How might it be for you to consider this time as a season of pilgrimage? What would it be like to consider obstacles that arise in your path as opportunities to move differently? In what ways can we become better traveling companions to each other?
Poem
“For Those Who Have Far to Travel” by Jan Richardson
If you could see the journey whole, you might never undertake it, might never dare the first step that propels you from the place you have known toward the place you know not.
Call it one of the mercies of the road: that we see it only by stages as it opens before us, as it comes into our keeping, step by single step.
There is nothing for it but to go, and by our going take the vows the pilgrim takes:
to be faithful to the next step; to rely on more than the map; to heed the signposts of intuition and dream; to follow the star that only you will recognize;
to keep an open eye for the wonders that attend the path; to press on beyond distractions, beyond fatigue, beyond what would tempt you from the way.

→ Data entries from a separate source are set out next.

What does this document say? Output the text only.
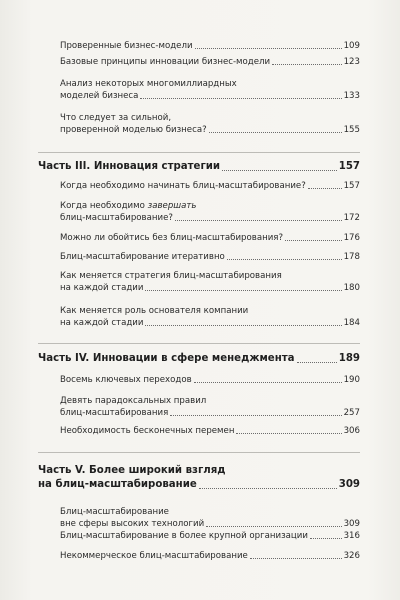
Проверенные бизнес-модели	109
Базовые принципы инновации бизнес-модели	123
Анализ некоторых многомиллиардных
моделей бизнеса	133
Что следует за сильной,
проверенной моделью бизнеса?	155
Часть III. Инновация стратегии	157
Когда необходимо начинать блиц-масштабирование?	157
Когда необходимо завершать
блиц-масштабирование?	172
Можно ли обойтись без блиц-масштабирования?	176
Блиц-масштабирование итеративно	178
Как меняется стратегия блиц-масштабирования
на каждой стадии	180
Как меняется роль основателя компании
на каждой стадии	184
Часть IV. Инновации в сфере менеджмента	189
Восемь ключевых переходов	190
Девять парадоксальных правил
блиц-масштабирования	257
Необходимость бесконечных перемен	306
Часть V. Более широкий взгляд
на блиц-масштабирование	309
Блиц-масштабирование
вне сферы высоких технологий	309
Блиц-масштабирование в более крупной организации	316
Некоммерческое блиц-масштабирование	326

There are vows that only you will know: the secret promises for your particular path and the new ones you will need to make when the road is revealed by turns you could not have foreseen.
Keep them, break them, make them again; each promise becomes part of the path, each choice creates the road that will take you to the place where at last you will kneel to offer the gift most needed – the gift that only you can give – before turning to go home by another way.
Practice
A pilgrimage often begins with an intention to embark on a sacred journey of spiritual significance. Is there an intention that might support your pilgrimage-in-place in this season? Consider developing a morning ritual and/or constructing a sacred space in your home to remind you of your intention. Throughout the day, notice moments when you experience a sense of discomfort or disorientation. How might they become occasions to discover your own unfolding transformation?
Prayer
Loving God, Your desire is for our wholeness and well being. We hold in tenderness and prayer the collective suffering of our world at this time. We grieve precious lives lost and vulnerable lives threatened. We ache for ourselves and our neighbors, standing before an uncertain future. We pray: may love, not fear, go viral. Inspire our leaders to discern and choose wisely, aligned with the common good. Help us to practice physical distancing and reveal to us new and creative ways to come together in spirit and in solidarity. Call us to profound trust in your faithful presence, You, the God who does not abandon. - from Jesuit Resource
*Tickle, Phyllis. 2010. “Foreword.” In Foster, Charles. The Sacred Journey: The Ancient Practices. Nashville, TN: Thomas Nelson Publisher.
†Miles, Margaret R. 2005. The Word Made Flesh: A History of Christian Thought. Malden, MA: Blackwell Publishing, p. 156.
‡ Rohr, Richard. 2011. Falling Upward: A Spirituality for the Two Halves of Life. San Francisco, CA: Jossey Bass.